Weighty questions linger over the expressway financing deal

Vehicles scaling Mlima Kiu along Mombasa Road. FILE PHOTO | NATION MEDIA GROUP

What you need to know:

  • I don’t take them seriously when they say that they are offering us the so-called ‘G-to-G’ model.

  • The entities being touted, such as OPIC and Exim Bank, are private business that don’t draw money from the US government.

  • The US taxpayer is not in the business of building large infrastructure projects in Africa.

Are we, really, asking the right questions about the multi-billion-shilling Mombasa-Nairobi expressway that Betchel International Inc. of Francisco, USA, wants to build for us?

Whichever way you look at it, this massive infrastructure project is going to worsen our already precarious external indebtedness in major ways. Apparently, the company signed a commercial contract with Kenya National Highway Authority (KeNHA) in August.

These commercial contracts foreign companies sign with government departments and parastatals before scrutiny by Parliament have been the biggest contributory factor to the accumulation too many expensive and poorly negotiated external loans on the external loan register.

G-TO-G MODEL

I don’t take them seriously when they say that they are offering us the so-called ‘G-to-G’ model and when they claim that such arrangements make the projects less expensive to the local taxpayer.

We have been promised that the American export credit entities will be involved in the financing of the project.

However, the truth of the matter is, the American entities are merely going to provide guarantees to Betchel in order to make the project attractive to private international financiers.

The entities being touted, such as OPIC and Exim Bank, are private business that don’t draw money from the US government.

Unlike the Chinese Exim Bank, they don’t put in big money in big-ticket infrastructure projects as large us the expressway.

I stand to be corrected but the biggest thing OPIC has done here in recent times is the $50 million guarantee they provided to Boeing to facilitate the financing deal that enabled Kenya Airways to acquire aeroplanes.

DAYDREAMING

What is my point? It is that, if you assume blindly that the Americans have become so benevolent as to fork out a sizeable amount of their taxpayers’ money to help us build a highway, you are daydreaming. This thing could end up on our lap.

A few years ago, we cheered wildly when former US President Barack Obama unveiled the Power Africa project, in the belief that American dollars would be deployed in Africa to fund infrastructure in major ways.

It did not happen.

What President Obama offered us in Power Africa was but a mere framework to bail in and make it less risky for American companies to come to Africa to fund and implement infrastructure projects on a commercial basis. There was no America taxpayer dollars on offer.

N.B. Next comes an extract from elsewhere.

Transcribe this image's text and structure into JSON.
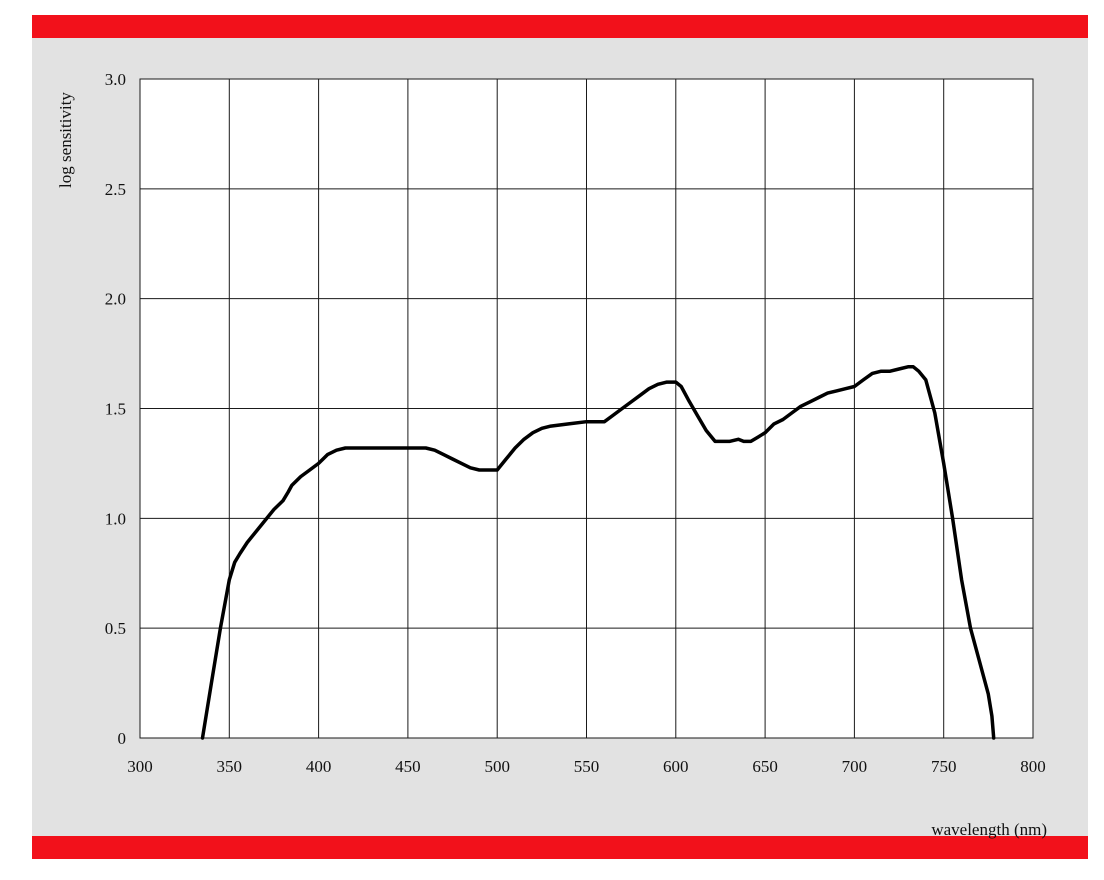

Indeed, the US taxpayer is not in the business of building large infrastructure projects in Africa.

That responsibility is for global development finance institutions such as the World Bank and the African Development Bank (AfDB). Americans do not compete with these lenders.

CHINESE

Indeed, the only people who don’t obey this unwritten global rule are the Chinese.

Several questions arise? Why are we committing to such a massive project without subjecting the process to adequate public scrutiny and discussion? Why is it that we have signed a commercial agreement yet there is no clarity about the source of financing for the project?

I would have loved to see robust public debate about the revenue models and the target toll price for the project.

Not that I’m a big fan of road tolls. If it were that simple, how come we were not able roll it out on Thika Superhighway?

Tolls work where you have an alternative to an existing public road that is slow, congested and long. You pay a premium for using the motorway because of the time you save while driving on the tolled highway.

TRAFFIC STUDIES

Why are we rushing before being provided with, and debating, comprehensive demand traffic studies clearly demonstrating that even after we have only recently completed building the standard gauge railway there will still be enough traffic between Mombasa in Nairobi to render the expressway commercially viable?

Looking ahead, the debate about the expressway is the opportune time for Africa to debate alternative approaches to funding large infrastructure projects.

DOMESTIC SOURCES

Africa must move towards more reliance on domestic sources and stop depending on the West for money to build its roads ports and dams. External financing carries currency risks and comes with conditionalities.

We must turn to our own sovereign wealth funds and pension funds for money to finance infrastructure.

Why don’t we copy Canada and Australia, where pension funds allocate 30 per cent of assets to infrastructure?

Kenya’s pension sector has assets under management of $10 billion, most of it sitting in government paper.

If we adopted the Canadian or Australian systems, we would have $3 billion in our hands to allocate to infrastructure projects. We don’t have to rely on these foreigners.